In the field of glioma, transcriptome subtypes have been considered as an important diagnostic and prognostic biomarker that may help improve the treatment efficacy. However, existing identification methods of transcriptome subtypes are limited due to the relatively long detection period, the unattainability of tumor specimens via biopsy or surgery, and the fleeting nature of intralesional heterogeneity. In search of a superior model over previous ones, this study evaluated the efficiency of eXtreme Gradient Boosting (XGBoost)-based radiomics model to classify transcriptome subtypes in glioblastoma patients.
This retrospective study retrieved patients from TCGA-GBM and IvyGAP cohorts with pathologically diagnosed glioblastoma, and separated them into different transcriptome subtypes groups. GBM patients were then segmented into three different regions of MRI: enhancement of the tumor core (ET), non-enhancing portion of the tumor core (NET), and peritumoral edema (ED). We subsequently used handcrafted radiomics features (n = 704) from multimodality MRI and two-level feature selection techniques (Spearman correlation and F-score tests) in order to find the features that could be relevant.
After the feature selection approach, we identified 13 radiomics features that were the most meaningful ones that can be used to reach the optimal results. With these features, our XGBoost model reached the predictive accuracies of 70.9%, 73.3%, 88.4%, and 88.4% for classical, mesenchymal, neural, and proneural subtypes, respectively. Our model performance has been improved in comparison with the other models as well as previous works on the same dataset.

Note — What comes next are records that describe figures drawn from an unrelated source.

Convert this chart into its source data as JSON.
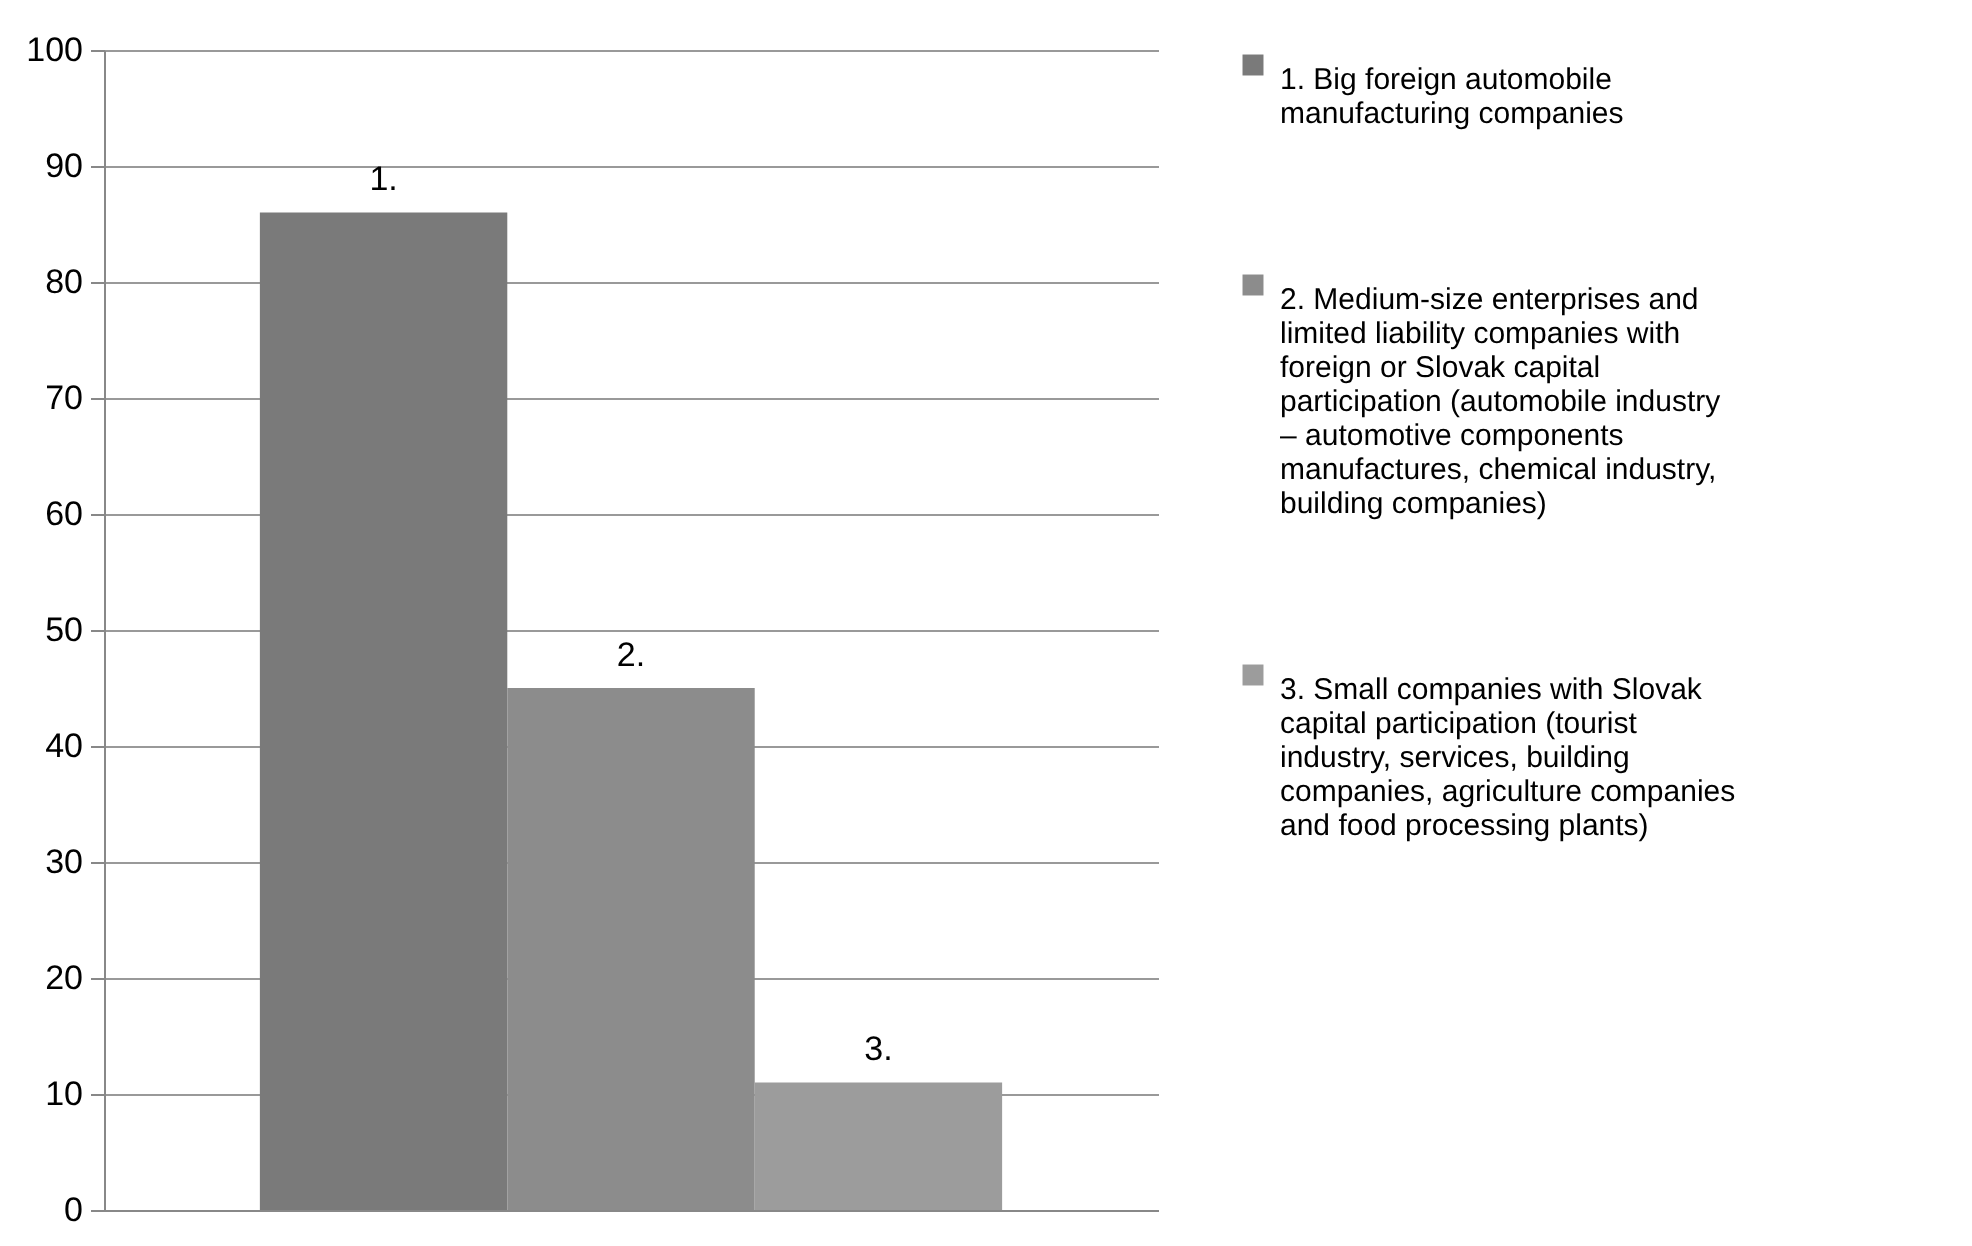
{
  "chart_data": {
    "type": "bar",
    "categories": [
      null
    ],
    "series": [
      {
        "name": "1. Big foreign automobile manufacturing companies",
        "color": "#7a7a7a",
        "values": [
          86
        ]
      },
      {
        "name": "2. Medium-size enterprises and limited liability companies with foreign or Slovak capital participation (automobile industry – automotive components manufactures, chemical industry, building companies)",
        "color": "#8c8c8c",
        "values": [
          45
        ]
      },
      {
        "name": "3. Small companies with Slovak capital participation (tourist industry, services, building companies, agriculture companies and food processing plants)",
        "color": "#9c9c9c",
        "values": [
          11
        ]
      }
    ],
    "ylim": [
      0,
      100
    ],
    "yticks": [
      0,
      10,
      20,
      30,
      40,
      50,
      60,
      70,
      80,
      90,
      100
    ],
    "grid": true,
    "legend": "right",
    "annotations": [
      {
        "text": "1.",
        "y": 86
      },
      {
        "text": "2.",
        "y": 45
      },
      {
        "text": "3.",
        "y": 11
      }
    ]
  }
}
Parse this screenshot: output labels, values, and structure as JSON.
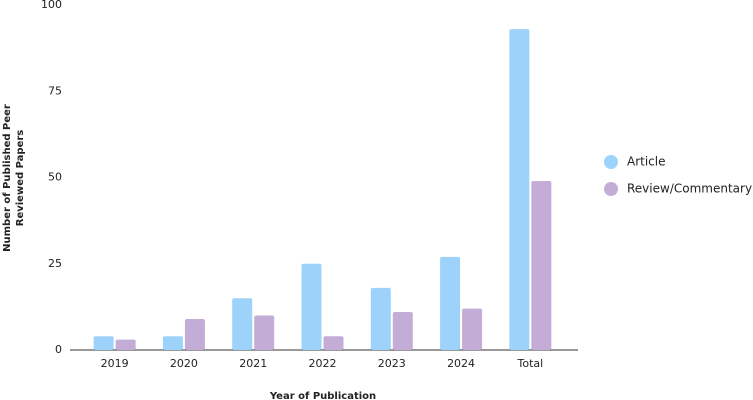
{
  "chart_data": {
    "type": "bar",
    "y_label": [
      "Number of Published Peer",
      "Reviewed Papers"
    ],
    "x_label": "Year of Publication",
    "categories": [
      "2019",
      "2020",
      "2021",
      "2022",
      "2023",
      "2024",
      "Total"
    ],
    "series": [
      {
        "name": "Article",
        "color": "#9dd3fb",
        "values": [
          4,
          4,
          15,
          25,
          18,
          27,
          93
        ]
      },
      {
        "name": "Review/Commentary",
        "color": "#c3acd6",
        "values": [
          3,
          9,
          10,
          4,
          11,
          12,
          49
        ]
      }
    ],
    "ylim": [
      0,
      100
    ],
    "yticks": [
      0,
      25,
      50,
      75,
      100
    ],
    "grid": false,
    "legend": "right"
  }
}
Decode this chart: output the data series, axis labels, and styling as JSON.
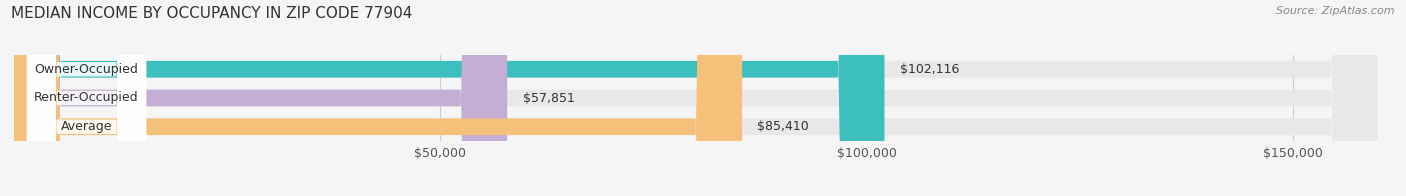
{
  "title": "MEDIAN INCOME BY OCCUPANCY IN ZIP CODE 77904",
  "source": "Source: ZipAtlas.com",
  "categories": [
    "Owner-Occupied",
    "Renter-Occupied",
    "Average"
  ],
  "values": [
    102116,
    57851,
    85410
  ],
  "labels": [
    "$102,116",
    "$57,851",
    "$85,410"
  ],
  "bar_colors": [
    "#3dbfbf",
    "#c4aed4",
    "#f5c07a"
  ],
  "bar_bg_color": "#e8e8e8",
  "xlim": [
    0,
    160000
  ],
  "xticks": [
    50000,
    100000,
    150000
  ],
  "xtick_labels": [
    "$50,000",
    "$100,000",
    "$150,000"
  ],
  "title_fontsize": 11,
  "label_fontsize": 9,
  "tick_fontsize": 9,
  "bar_height": 0.58,
  "figsize": [
    14.06,
    1.96
  ],
  "dpi": 100
}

The use of XGBoost and two-level feature selection analysis (Spearman correlation and F-score) could be expected as a potential combination for classifying transcriptome subtypes with high performance and might raise public attention for further research on radiomics-based GBM models.

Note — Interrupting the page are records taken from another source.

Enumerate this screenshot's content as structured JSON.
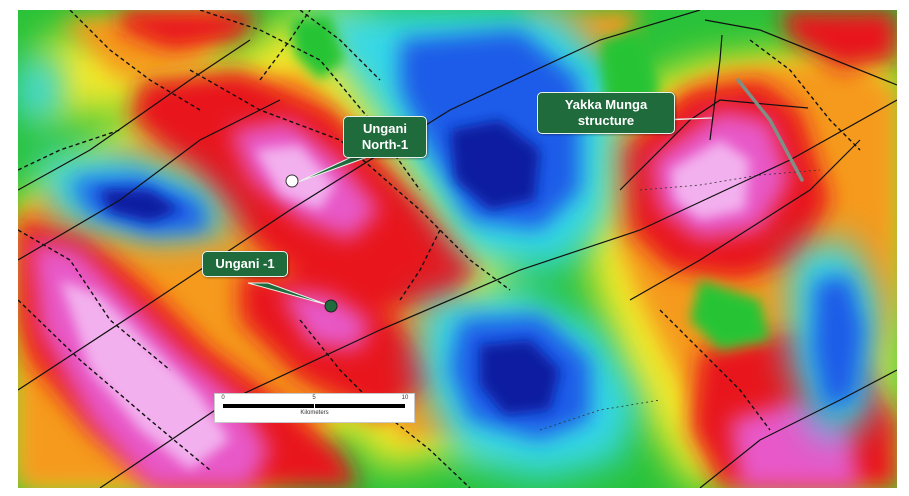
{
  "map": {
    "palette": {
      "magenta_high": "#f0a0f0",
      "red": "#e8141c",
      "orange": "#f59a1e",
      "yellow": "#f2ec2a",
      "green": "#27c436",
      "cyan": "#35d8e8",
      "blue": "#1036d8",
      "deep_blue": "#0a1aa0"
    },
    "callout_color": "#1f6b3c"
  },
  "wells": {
    "ungani_north": {
      "label_line1": "Ungani",
      "label_line2": "North-1",
      "marker": "white-circle"
    },
    "ungani_1": {
      "label": "Ungani -1",
      "marker": "dark-green-circle"
    }
  },
  "structures": {
    "yakka_munga": {
      "label_line1": "Yakka Munga",
      "label_line2": "structure"
    }
  },
  "scale_bar": {
    "ticks": [
      "0",
      "5",
      "10"
    ],
    "unit": "Kilometers"
  }
}
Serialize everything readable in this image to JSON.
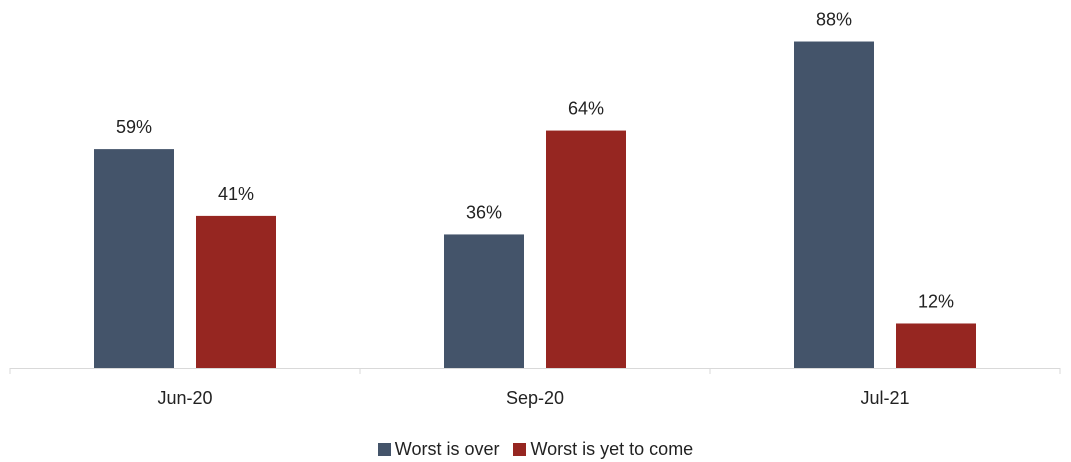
{
  "chart_data": {
    "type": "bar",
    "categories": [
      "Jun-20",
      "Sep-20",
      "Jul-21"
    ],
    "series": [
      {
        "name": "Worst is over",
        "values": [
          59,
          36,
          88
        ],
        "labels": [
          "59%",
          "36%",
          "88%"
        ],
        "color": "#44546a"
      },
      {
        "name": "Worst is yet to come",
        "values": [
          41,
          64,
          12
        ],
        "labels": [
          "41%",
          "64%",
          "12%"
        ],
        "color": "#962621"
      }
    ],
    "title": "",
    "xlabel": "",
    "ylabel": "",
    "ylim": [
      0,
      100
    ],
    "grid": false,
    "legend_position": "bottom",
    "axis_color": "#d9d9d9",
    "text_color": "#222222"
  }
}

在神经胶质瘤领域,转录组亚型被认为是一种重要的诊断和预后生物标志物,可以帮助提高治疗效果。然而,由于检测周期较长、通过活检或手术获得肿瘤标本不可行以及肿瘤内异质性转瞬即逝等原因,现有的转录组亚型识别方法存在一定的局限性。为了寻求优于以往方法的模型,本研究评估了基于极端梯度提升(XGBoost)的放射组学模型在胶质母细胞瘤患者中分类转录组亚型的效率。

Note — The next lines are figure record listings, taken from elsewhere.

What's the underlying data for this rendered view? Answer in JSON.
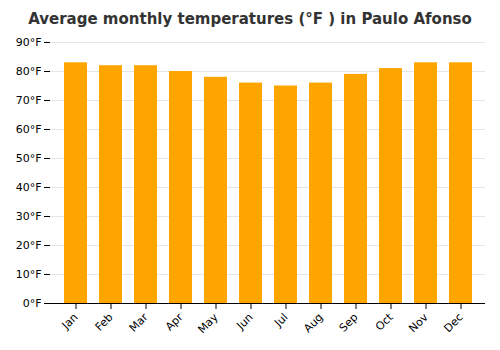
{
  "chart_data": {
    "type": "bar",
    "title": "Average monthly temperatures (°F ) in Paulo Afonso",
    "categories": [
      "Jan",
      "Feb",
      "Mar",
      "Apr",
      "May",
      "Jun",
      "Jul",
      "Aug",
      "Sep",
      "Oct",
      "Nov",
      "Dec"
    ],
    "values": [
      83,
      82,
      82,
      80,
      78,
      76,
      75,
      76,
      79,
      81,
      83,
      83
    ],
    "color": "#FFA500",
    "ylim": [
      0,
      90
    ],
    "yticks": [
      {
        "value": 0,
        "label": "0°F"
      },
      {
        "value": 10,
        "label": "10°F"
      },
      {
        "value": 20,
        "label": "20°F"
      },
      {
        "value": 30,
        "label": "30°F"
      },
      {
        "value": 40,
        "label": "40°F"
      },
      {
        "value": 50,
        "label": "50°F"
      },
      {
        "value": 60,
        "label": "60°F"
      },
      {
        "value": 70,
        "label": "70°F"
      },
      {
        "value": 80,
        "label": "80°F"
      },
      {
        "value": 90,
        "label": "90°F"
      }
    ],
    "grid": true
  }
}
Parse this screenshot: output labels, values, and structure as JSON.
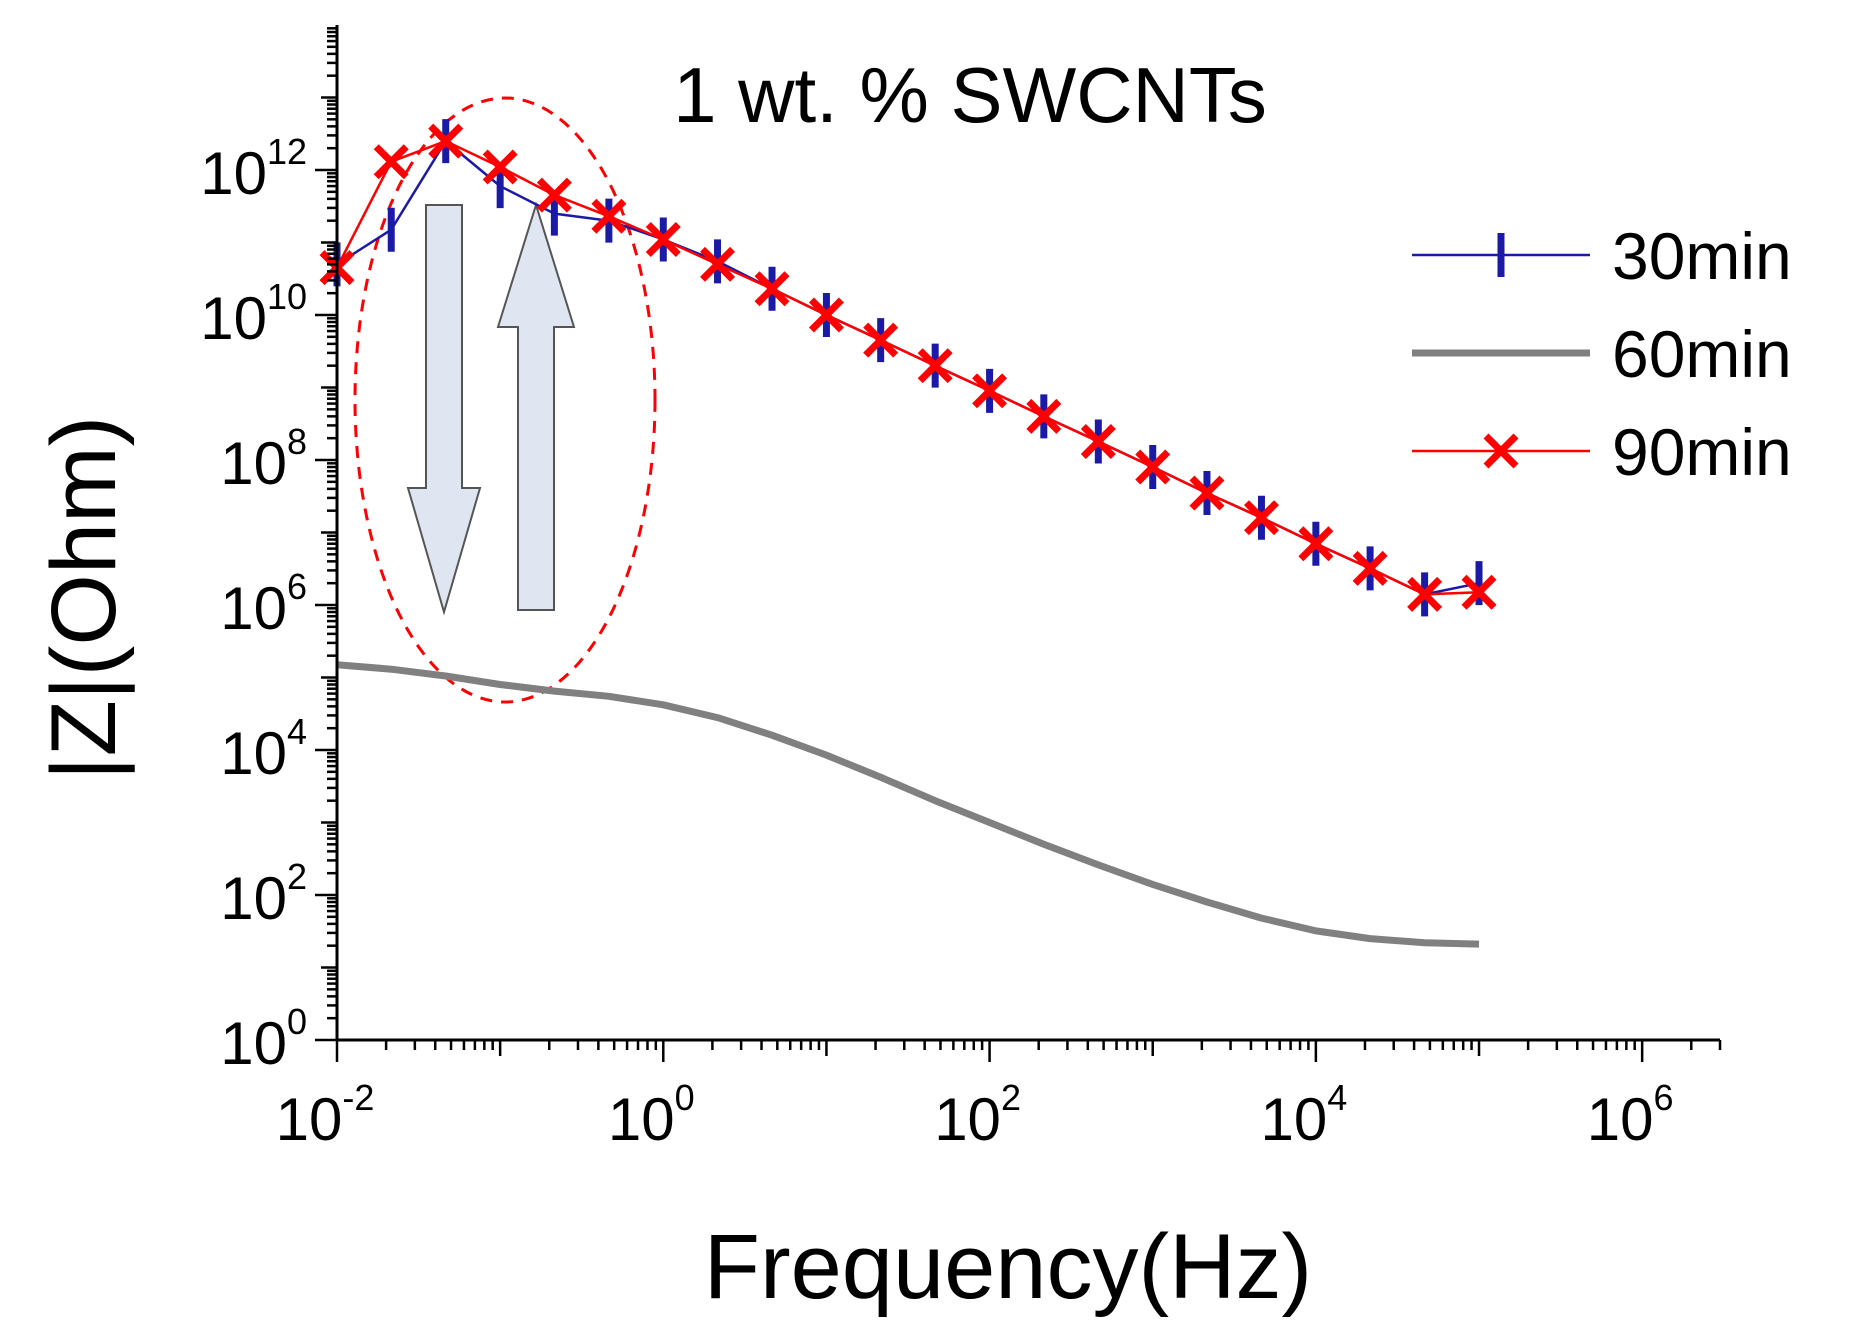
{
  "chart_data": {
    "type": "line",
    "title": "",
    "annotation": "1 wt. % SWCNTs",
    "xlabel": "Frequency(Hz)",
    "ylabel": "|Z|(Ohm)",
    "x_scale": "log",
    "y_scale": "log",
    "xlim": [
      0.01,
      3000000
    ],
    "ylim": [
      1,
      100000000000000.0
    ],
    "grid": false,
    "legend_position": "right",
    "x_ticks": [
      {
        "value": 0.01,
        "base": "10",
        "exp": "-2"
      },
      {
        "value": 1,
        "base": "10",
        "exp": "0"
      },
      {
        "value": 100,
        "base": "10",
        "exp": "2"
      },
      {
        "value": 10000,
        "base": "10",
        "exp": "4"
      },
      {
        "value": 1000000,
        "base": "10",
        "exp": "6"
      }
    ],
    "y_ticks": [
      {
        "value": 1,
        "base": "10",
        "exp": "0"
      },
      {
        "value": 100,
        "base": "10",
        "exp": "2"
      },
      {
        "value": 10000,
        "base": "10",
        "exp": "4"
      },
      {
        "value": 1000000,
        "base": "10",
        "exp": "6"
      },
      {
        "value": 100000000,
        "base": "10",
        "exp": "8"
      },
      {
        "value": 10000000000,
        "base": "10",
        "exp": "10"
      },
      {
        "value": 1000000000000,
        "base": "10",
        "exp": "12"
      }
    ],
    "series": [
      {
        "name": "30min",
        "color": "#1a1aa6",
        "marker": "vertical-bar",
        "x": [
          0.01,
          0.0215,
          0.0464,
          0.1,
          0.215,
          0.464,
          1,
          2.15,
          4.64,
          10,
          21.5,
          46.4,
          100,
          215,
          464,
          1000,
          2150,
          4640,
          10000,
          21500,
          46400,
          100000
        ],
        "y": [
          50000000000.0,
          150000000000.0,
          2500000000000.0,
          600000000000.0,
          250000000000.0,
          200000000000.0,
          110000000000.0,
          55000000000.0,
          23000000000.0,
          10000000000.0,
          4500000000.0,
          2000000000.0,
          900000000.0,
          400000000.0,
          180000000.0,
          80000000.0,
          35000000.0,
          16000000.0,
          7000000.0,
          3200000.0,
          1400000.0,
          2000000.0
        ]
      },
      {
        "name": "60min",
        "color": "#808080",
        "marker": "none",
        "x": [
          0.01,
          0.0215,
          0.0464,
          0.1,
          0.215,
          0.464,
          1,
          2.15,
          4.64,
          10,
          21.5,
          46.4,
          100,
          215,
          464,
          1000,
          2150,
          4640,
          10000,
          21500,
          46400,
          100000
        ],
        "y": [
          150000,
          130000,
          105000,
          80000,
          65000,
          55000,
          42000,
          28000,
          16000,
          8500,
          4200,
          2000,
          1000,
          500,
          260,
          140,
          80,
          48,
          32,
          25,
          22,
          21
        ]
      },
      {
        "name": "90min",
        "color": "#ff0000",
        "marker": "x",
        "x": [
          0.01,
          0.0215,
          0.0464,
          0.1,
          0.215,
          0.464,
          1,
          2.15,
          4.64,
          10,
          21.5,
          46.4,
          100,
          215,
          464,
          1000,
          2150,
          4640,
          10000,
          21500,
          46400,
          100000
        ],
        "y": [
          45000000000.0,
          1300000000000.0,
          2500000000000.0,
          1100000000000.0,
          450000000000.0,
          230000000000.0,
          110000000000.0,
          50000000000.0,
          23000000000.0,
          10000000000.0,
          4500000000.0,
          2000000000.0,
          900000000.0,
          400000000.0,
          180000000.0,
          80000000.0,
          35000000.0,
          16000000.0,
          7000000.0,
          3200000.0,
          1400000.0,
          1500000.0
        ]
      }
    ],
    "decorations": {
      "ellipse_color": "#ff0000",
      "arrow_fill": "#dfe6f2",
      "arrow_stroke": "#555555",
      "arrows": [
        "down",
        "up"
      ]
    }
  }
}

本回顾性研究从 TCGA-GBM 和 IvyGAP 队列中检索了经病理诊断为胶质母细胞瘤的患者,并将其分为不同的转录组亚型组。然后,将 GBM 患者分为 MRI 的三个不同区域:肿瘤核心增强区(ET)、肿瘤核心非增强区(NET)和瘤周水肿区(ED)。我们随后使用多模态 MRI 的手工制作的放射组学特征(n=704)和两级特征选择技术(Spearman 相关性和 F 分数检验)来寻找可能相关的特征。
经过特征选择方法,我们确定了 13 个最有意义的放射组学特征,可以用来达到最佳结果。使用这些特征,我们的 XGBoost 模型对经典、间质、神经和前神经亚型的预测准确率分别达到了 70.9%、73.3%、88.4%和 88.4%。与其他模型以及同一数据集上的先前工作相比,我们的模型性能有所提高。
XGBoost 和两级特征选择分析(Spearman 相关性和 F 分数)的使用有望成为一种潜在的组合,用于高性能地分类转录组亚型,并可能引起人们对基于放射组学的 GBM 模型的进一步研究的关注。